Neural networks and early fast Doppler for prediction in meteor-burst communications systems.

Abstract

In meteor-burst communications systems, the channel is bursty with a continuously fluctuating signal-to-noise ratio. Adaptive data rate systems attempt to use the channel more optimally by varying the bit rate. Current adaptive rate systems use a method of closed-loop decision-feedback to control the transmitted data rate. It is proposed that an open-loop adaptive data rate system without a decision feedback path may be possible using implicit channel information carried in the first few milliseconds of the link establishment probe signal. The system would have primary application in low-cost half-duplex telemetry systems. It is shown that the key elements in such a system would be channel predictors. The development of these predictors is the focus of this research. Two novel methods of predicting channel parameters are developed. The first utilises early fast Doppler information that precedes many long duration, large signal-to-noise-ratio overdense trails.

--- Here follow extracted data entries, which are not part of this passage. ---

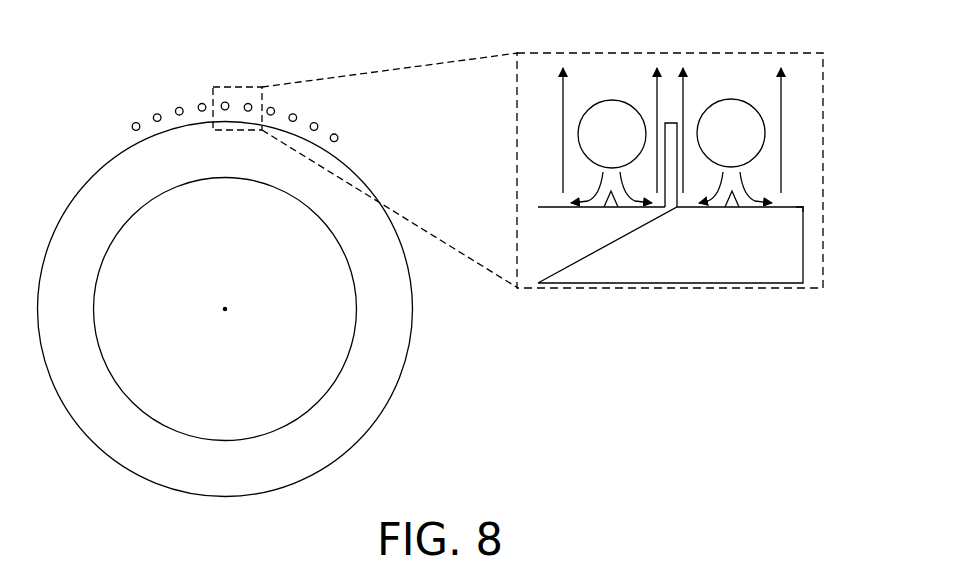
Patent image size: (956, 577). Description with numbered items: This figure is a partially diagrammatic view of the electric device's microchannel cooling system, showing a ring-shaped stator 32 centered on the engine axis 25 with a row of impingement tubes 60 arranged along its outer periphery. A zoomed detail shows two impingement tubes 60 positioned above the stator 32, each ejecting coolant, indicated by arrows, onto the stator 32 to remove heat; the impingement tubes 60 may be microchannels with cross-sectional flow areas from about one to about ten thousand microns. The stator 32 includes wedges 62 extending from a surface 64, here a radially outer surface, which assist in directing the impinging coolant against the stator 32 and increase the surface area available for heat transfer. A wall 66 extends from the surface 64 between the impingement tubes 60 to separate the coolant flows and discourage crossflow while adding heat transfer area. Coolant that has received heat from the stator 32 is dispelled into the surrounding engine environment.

The axis 25 is at (225, 309).
The stator 32 is at (398, 318).
The impingement tubes 60 is at (317, 125).
The wedges 62 is at (609, 208).
The surface 64 is at (796, 206).
The wall 66 is at (671, 122).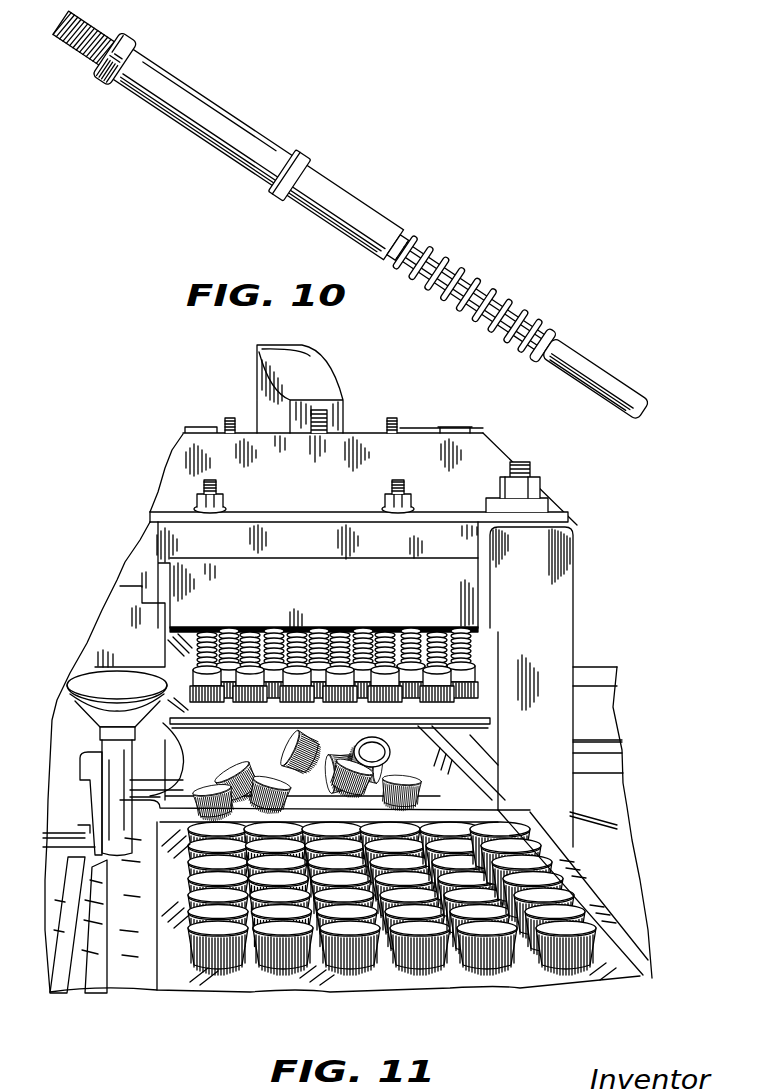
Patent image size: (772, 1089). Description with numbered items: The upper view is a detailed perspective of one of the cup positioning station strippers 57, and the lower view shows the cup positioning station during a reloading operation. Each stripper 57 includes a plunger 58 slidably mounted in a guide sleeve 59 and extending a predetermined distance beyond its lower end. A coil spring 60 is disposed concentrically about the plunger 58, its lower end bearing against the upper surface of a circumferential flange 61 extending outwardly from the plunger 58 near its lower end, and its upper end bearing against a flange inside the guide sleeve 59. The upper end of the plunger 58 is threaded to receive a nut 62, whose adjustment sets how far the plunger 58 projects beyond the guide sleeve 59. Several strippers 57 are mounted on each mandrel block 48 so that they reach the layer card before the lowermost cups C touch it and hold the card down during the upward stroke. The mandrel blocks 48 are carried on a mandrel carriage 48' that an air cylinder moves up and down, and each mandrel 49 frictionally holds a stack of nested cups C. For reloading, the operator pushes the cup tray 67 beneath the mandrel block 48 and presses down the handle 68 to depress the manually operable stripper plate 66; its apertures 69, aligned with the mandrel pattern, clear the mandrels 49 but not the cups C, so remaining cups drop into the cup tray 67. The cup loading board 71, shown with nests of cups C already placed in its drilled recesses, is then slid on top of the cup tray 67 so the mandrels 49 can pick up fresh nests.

In FIG. 10, the stripper 57 is at (262, 121).
In FIG. 10, the plunger 58 is at (594, 388).
In FIG. 10, the guide sleeve 59 is at (348, 205).
In FIG. 10, the coil spring 60 is at (497, 310).
In FIG. 10, the circumferential flange 61 is at (553, 350).
In FIG. 10, the nut 62 is at (128, 46).
In FIG. 11, the handle 68 is at (300, 377).
In FIG. 11, the mandrel block 48 is at (318, 577).
In FIG. 11, the mandrel carriage 48' is at (556, 687).
In FIG. 11, the mandrel 49 is at (437, 672).
In FIG. 11, the stripper plate 66 is at (455, 690).
In FIG. 11, the apertures 69 is at (225, 705).
In FIG. 11, the cup tray 67 is at (462, 775).
In FIG. 11, the cup loading board 71 is at (400, 978).
In FIG. 11, the cups C is at (510, 960).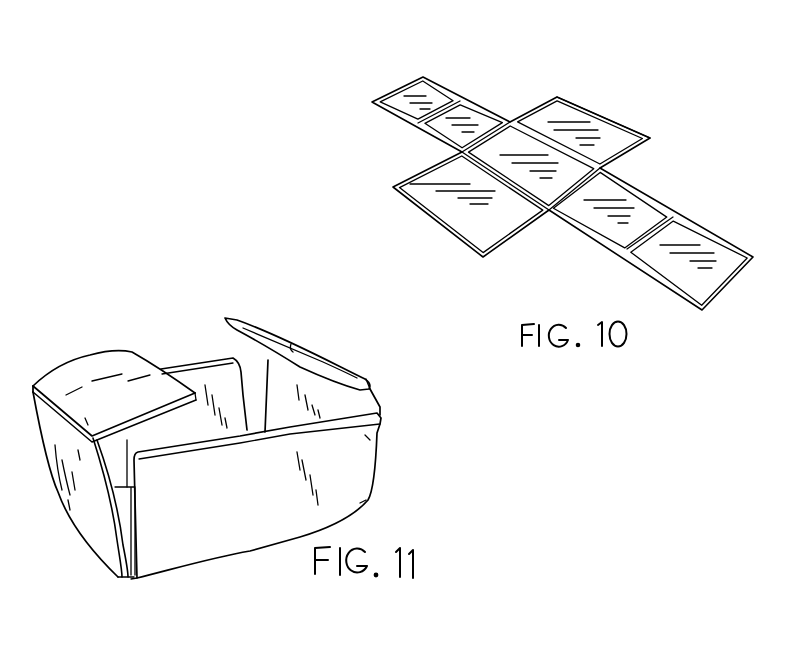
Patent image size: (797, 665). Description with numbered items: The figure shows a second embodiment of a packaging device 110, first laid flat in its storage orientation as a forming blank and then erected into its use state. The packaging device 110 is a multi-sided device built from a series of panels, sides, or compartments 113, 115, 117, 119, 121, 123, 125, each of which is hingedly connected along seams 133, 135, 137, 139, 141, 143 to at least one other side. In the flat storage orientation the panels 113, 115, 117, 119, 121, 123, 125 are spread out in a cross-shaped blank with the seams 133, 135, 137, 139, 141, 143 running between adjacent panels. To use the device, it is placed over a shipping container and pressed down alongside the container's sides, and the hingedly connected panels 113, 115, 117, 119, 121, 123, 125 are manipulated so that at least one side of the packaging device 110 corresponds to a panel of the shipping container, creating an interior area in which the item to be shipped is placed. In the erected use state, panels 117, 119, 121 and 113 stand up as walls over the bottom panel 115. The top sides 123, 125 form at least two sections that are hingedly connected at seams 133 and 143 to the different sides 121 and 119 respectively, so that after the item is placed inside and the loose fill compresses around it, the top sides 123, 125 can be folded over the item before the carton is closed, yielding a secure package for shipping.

In FIG. 10, the packaging device 110 is at (657, 83).
In FIG. 11, the packaging device 110 is at (156, 286).
In FIG. 10, the panel 113 is at (588, 127).
In FIG. 11, the panel 113 is at (213, 387).
In FIG. 10, the panel 115 is at (530, 150).
In FIG. 11, the panel 115 is at (127, 510).
In FIG. 10, the panel 117 is at (437, 180).
In FIG. 11, the panel 117 is at (343, 470).
In FIG. 10, the panel 119 is at (472, 120).
In FIG. 11, the panel 119 is at (80, 513).
In FIG. 10, the panel 121 is at (628, 203).
In FIG. 11, the panel 121 is at (327, 398).
In FIG. 10, the top side 123 is at (700, 247).
In FIG. 11, the top side 123 is at (292, 345).
In FIG. 10, the top side 125 is at (412, 100).
In FIG. 11, the top side 125 is at (100, 367).
In FIG. 10, the seam 133 is at (643, 240).
In FIG. 11, the seam 133 is at (372, 382).
In FIG. 10, the seam 135 is at (572, 197).
In FIG. 10, the seam 137 is at (582, 158).
In FIG. 11, the seam 137 is at (127, 487).
In FIG. 10, the seam 139 is at (497, 180).
In FIG. 11, the seam 139 is at (140, 580).
In FIG. 10, the seam 141 is at (490, 133).
In FIG. 11, the seam 141 is at (117, 580).
In FIG. 10, the seam 143 is at (400, 118).
In FIG. 11, the seam 143 is at (57, 403).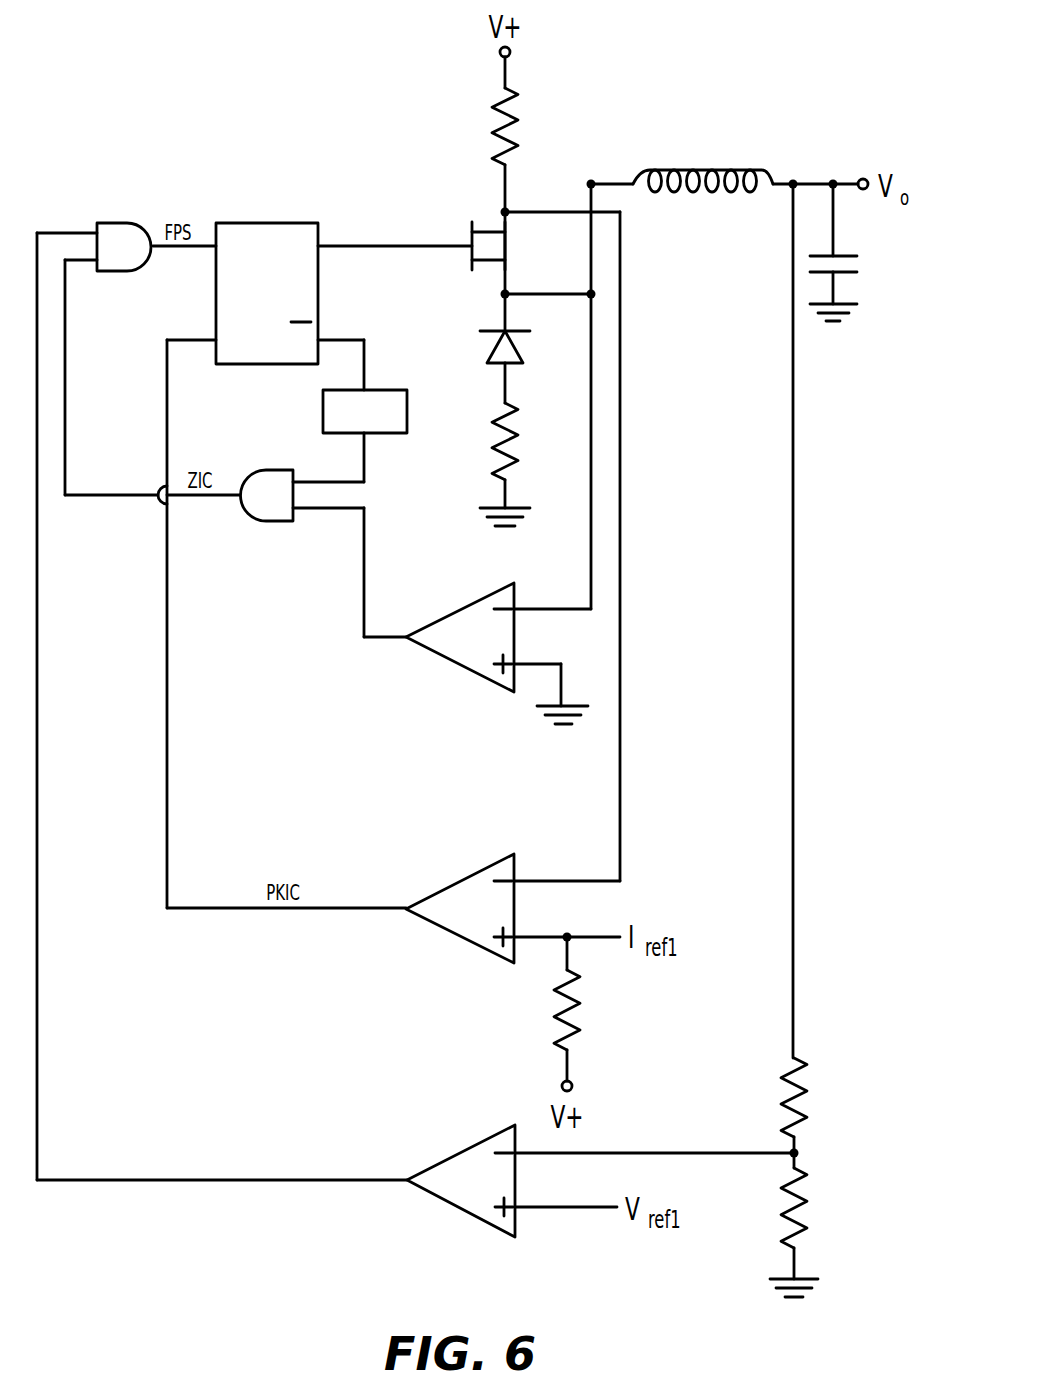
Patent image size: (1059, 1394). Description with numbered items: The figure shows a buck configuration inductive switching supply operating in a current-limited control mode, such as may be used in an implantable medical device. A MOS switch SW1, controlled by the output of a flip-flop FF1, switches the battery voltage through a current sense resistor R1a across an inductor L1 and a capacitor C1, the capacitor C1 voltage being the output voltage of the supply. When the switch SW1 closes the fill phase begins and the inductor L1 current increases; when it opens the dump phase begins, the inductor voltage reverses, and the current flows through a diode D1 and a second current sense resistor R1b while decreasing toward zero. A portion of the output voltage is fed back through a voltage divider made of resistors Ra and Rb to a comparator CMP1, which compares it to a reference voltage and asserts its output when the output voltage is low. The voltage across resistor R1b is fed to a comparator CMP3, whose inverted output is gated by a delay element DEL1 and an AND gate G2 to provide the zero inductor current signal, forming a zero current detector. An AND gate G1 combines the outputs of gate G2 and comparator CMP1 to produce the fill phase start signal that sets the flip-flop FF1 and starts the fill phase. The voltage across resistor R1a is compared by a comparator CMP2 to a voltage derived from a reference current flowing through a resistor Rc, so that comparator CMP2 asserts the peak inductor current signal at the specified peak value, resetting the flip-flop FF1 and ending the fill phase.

The current sense resistor R1a is at (479, 126).
The MOS switch SW1 is at (515, 246).
The inductor L1 is at (703, 161).
The capacitor C1 is at (854, 252).
The diode D1 is at (489, 348).
The current sense resistor R1b is at (486, 464).
The AND gate G1 is at (124, 247).
The flip-flop FF1 is at (267, 293).
The delay element DEL1 is at (365, 411).
The AND gate G2 is at (267, 495).
The comparator CMP3 is at (460, 637).
The comparator CMP2 is at (460, 908).
The comparator CMP1 is at (461, 1181).
The resistor Rc is at (588, 1010).
The resistor Ra is at (814, 1113).
The resistor Rb is at (815, 1208).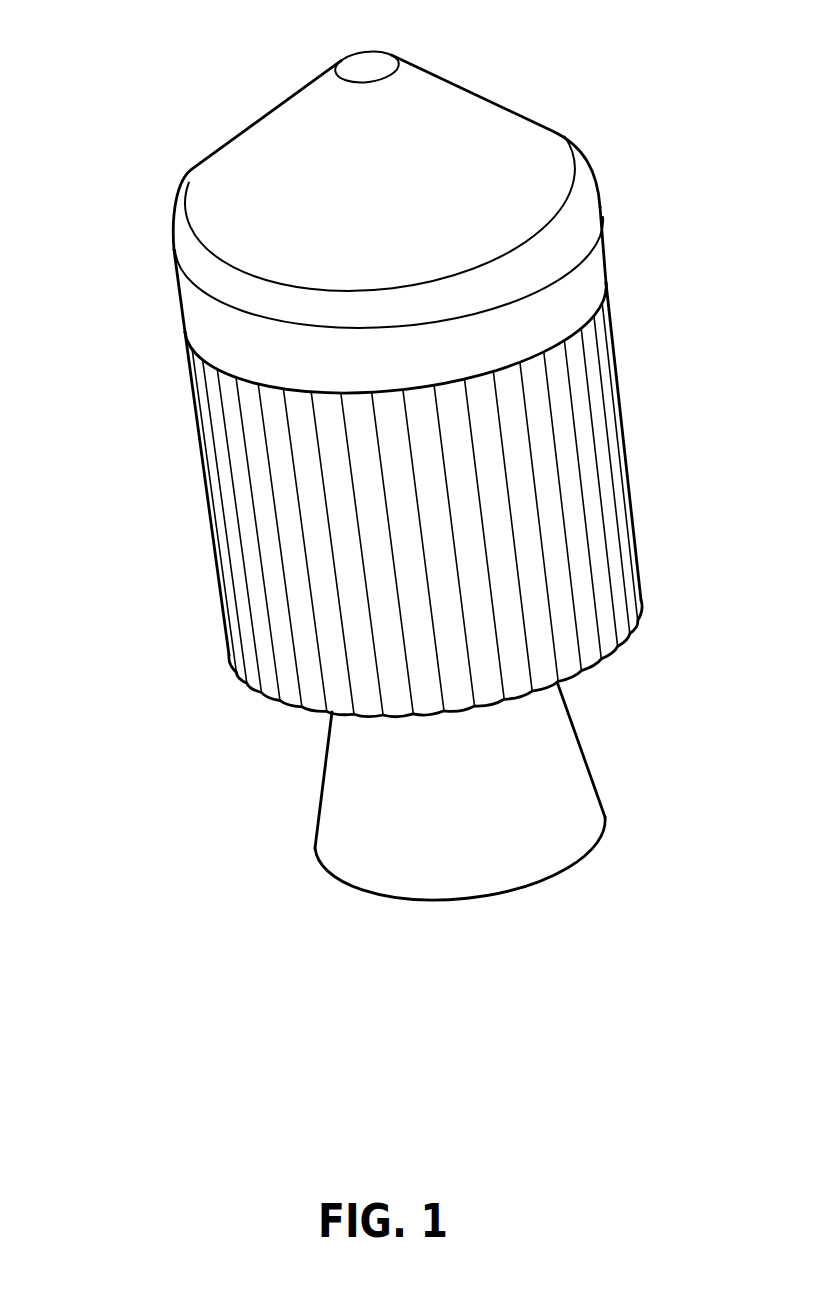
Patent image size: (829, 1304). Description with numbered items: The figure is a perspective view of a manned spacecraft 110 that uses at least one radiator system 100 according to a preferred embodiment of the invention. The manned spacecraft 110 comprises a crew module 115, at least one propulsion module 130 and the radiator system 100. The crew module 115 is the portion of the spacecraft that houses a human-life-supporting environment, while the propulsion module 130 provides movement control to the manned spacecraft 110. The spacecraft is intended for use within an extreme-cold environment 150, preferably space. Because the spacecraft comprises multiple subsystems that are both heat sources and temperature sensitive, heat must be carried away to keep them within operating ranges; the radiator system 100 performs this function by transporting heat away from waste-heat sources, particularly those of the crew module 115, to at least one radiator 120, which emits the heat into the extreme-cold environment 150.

The presence of early fast Doppler at the trail commencement is used as a toggle to operate at a higher data rate. Factors influencing the use of early fast Doppler for this purpose are also presented. The second method uses artificial neural networks. Data measured during trail formation is processed and presented to the neural networks for prediction of trail parameters. Several successful neural networks are presented which predict trail type, underdense or overdense, and peak trail amplitude from the first 50ms of the trail's lifetime. This method allows better estimation of the developing trail. This fact can be used to implement a multi-rate open-loop adaptive data rate system.